Anne-Claude Gavin

Dr. Gavin is group leader and senior scientist in the Structural and Computational Biology Unit at the European Molecular Biology Laboratory (EMBL) in Heidelberg, Germany. Before moving to the EMBL in 2005, she was Director of the Molecular and Cell Biology division of the biotech company Cellzome Inc. Previously she spent four years as a postdoctoral fellow at the Department for Physiology, University of Basel, Switzerland and at the EMBL Heidelberg, Germany. She received her baccalaureate from the college Voltaire in Geneva, Switzerland, her M.S. and PhD in Biology/Biochemistry from the University of Geneva, Switzerland.

Dr. Gavin is an established scientist working on proteomics, biological networks and systems biology. Gavin's research programs integrate biochemical, mass spectrometry, structural and computational methods to characterize cellular networks and circuitry at molecular levels, both spatially and temporally. Her research aims at understanding how cellular components work collectively and achieve biological function.

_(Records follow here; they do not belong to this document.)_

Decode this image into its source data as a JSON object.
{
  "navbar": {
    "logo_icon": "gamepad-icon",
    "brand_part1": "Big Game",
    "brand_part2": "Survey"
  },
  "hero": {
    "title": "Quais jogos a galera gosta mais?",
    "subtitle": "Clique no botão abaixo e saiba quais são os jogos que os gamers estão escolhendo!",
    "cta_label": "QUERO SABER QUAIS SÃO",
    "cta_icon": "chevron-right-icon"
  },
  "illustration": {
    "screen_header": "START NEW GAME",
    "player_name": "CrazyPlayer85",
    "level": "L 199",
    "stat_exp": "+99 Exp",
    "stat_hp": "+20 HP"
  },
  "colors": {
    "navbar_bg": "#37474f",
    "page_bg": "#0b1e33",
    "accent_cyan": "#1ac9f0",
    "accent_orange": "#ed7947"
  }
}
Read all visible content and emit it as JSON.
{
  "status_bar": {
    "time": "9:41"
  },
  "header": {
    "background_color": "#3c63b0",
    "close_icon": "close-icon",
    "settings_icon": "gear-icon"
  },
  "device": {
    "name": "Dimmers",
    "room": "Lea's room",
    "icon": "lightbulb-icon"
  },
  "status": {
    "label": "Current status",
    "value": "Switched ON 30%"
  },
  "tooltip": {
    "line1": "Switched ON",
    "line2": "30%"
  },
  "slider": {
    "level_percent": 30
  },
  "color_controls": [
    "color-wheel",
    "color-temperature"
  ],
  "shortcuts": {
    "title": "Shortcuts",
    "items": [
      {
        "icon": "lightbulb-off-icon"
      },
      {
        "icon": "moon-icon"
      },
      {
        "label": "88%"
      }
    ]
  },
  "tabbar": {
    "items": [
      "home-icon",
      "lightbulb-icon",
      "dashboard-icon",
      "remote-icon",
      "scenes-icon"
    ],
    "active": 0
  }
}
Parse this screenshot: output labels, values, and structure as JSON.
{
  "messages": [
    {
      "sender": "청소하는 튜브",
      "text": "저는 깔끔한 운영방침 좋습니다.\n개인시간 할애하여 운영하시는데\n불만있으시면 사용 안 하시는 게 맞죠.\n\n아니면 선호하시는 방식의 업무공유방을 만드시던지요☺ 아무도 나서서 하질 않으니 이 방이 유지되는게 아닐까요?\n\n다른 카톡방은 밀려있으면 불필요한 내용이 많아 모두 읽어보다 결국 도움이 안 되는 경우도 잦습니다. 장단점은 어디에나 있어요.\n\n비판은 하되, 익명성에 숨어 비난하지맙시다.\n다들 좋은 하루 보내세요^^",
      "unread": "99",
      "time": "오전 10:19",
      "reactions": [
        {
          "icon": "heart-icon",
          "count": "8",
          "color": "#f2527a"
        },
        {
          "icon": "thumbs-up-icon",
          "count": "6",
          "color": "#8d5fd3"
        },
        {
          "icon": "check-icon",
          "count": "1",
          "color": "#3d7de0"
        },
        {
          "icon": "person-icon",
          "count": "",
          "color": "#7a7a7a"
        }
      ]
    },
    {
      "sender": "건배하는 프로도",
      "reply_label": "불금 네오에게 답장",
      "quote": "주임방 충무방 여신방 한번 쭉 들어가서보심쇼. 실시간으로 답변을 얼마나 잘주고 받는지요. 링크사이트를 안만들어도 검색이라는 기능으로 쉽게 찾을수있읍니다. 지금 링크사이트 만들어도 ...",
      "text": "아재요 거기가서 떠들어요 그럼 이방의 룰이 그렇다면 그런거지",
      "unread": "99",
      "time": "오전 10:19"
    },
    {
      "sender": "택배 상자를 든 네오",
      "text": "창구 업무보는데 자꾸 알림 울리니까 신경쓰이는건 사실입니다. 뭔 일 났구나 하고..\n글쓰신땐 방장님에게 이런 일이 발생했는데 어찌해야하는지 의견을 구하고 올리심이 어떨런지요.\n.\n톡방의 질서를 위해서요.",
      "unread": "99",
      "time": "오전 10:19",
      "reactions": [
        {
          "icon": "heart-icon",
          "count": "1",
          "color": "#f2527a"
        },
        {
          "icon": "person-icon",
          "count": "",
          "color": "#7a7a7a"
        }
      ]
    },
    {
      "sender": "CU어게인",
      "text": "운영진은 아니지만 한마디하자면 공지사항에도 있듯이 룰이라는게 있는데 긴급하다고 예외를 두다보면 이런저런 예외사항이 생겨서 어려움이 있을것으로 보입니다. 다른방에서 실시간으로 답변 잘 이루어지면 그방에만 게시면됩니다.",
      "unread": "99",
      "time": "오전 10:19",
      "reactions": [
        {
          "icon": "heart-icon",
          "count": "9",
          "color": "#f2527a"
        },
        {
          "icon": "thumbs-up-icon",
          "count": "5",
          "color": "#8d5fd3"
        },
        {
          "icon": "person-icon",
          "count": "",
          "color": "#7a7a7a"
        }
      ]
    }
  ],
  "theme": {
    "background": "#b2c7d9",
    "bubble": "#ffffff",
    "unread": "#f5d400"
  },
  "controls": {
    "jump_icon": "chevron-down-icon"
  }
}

A network of lipid-transfer proteins at the crossroads between metabolism and signalling

Lipid metabolism attracts much attention owing to the pleiotropic roles of lipids and their implication in human pathologies, and this interest motivates growing efforts dedicated to cataloguing the lipidome. However, all aspects of lipid function rely on their heterogeneous distribution in living systems and the formation of molecular signatures that define organelle membranes or microdomains. Lipid metabolism – and its associated disorders – needs to be understood in the context of this functional, three-dimensional organization. An emerging player in these processes is a group of disease-associated proteins known as lipid-transfer proteins (LTPs). They spatially organize lipids and connect lipid metabolic pathways that are distributed across distinct organelles, but our knowledge of these transport mechanisms remains fragmented. I will present a number of new large-scale biochemical methods designed to systematically characterize the pathways of LTP-mediated lipid movements.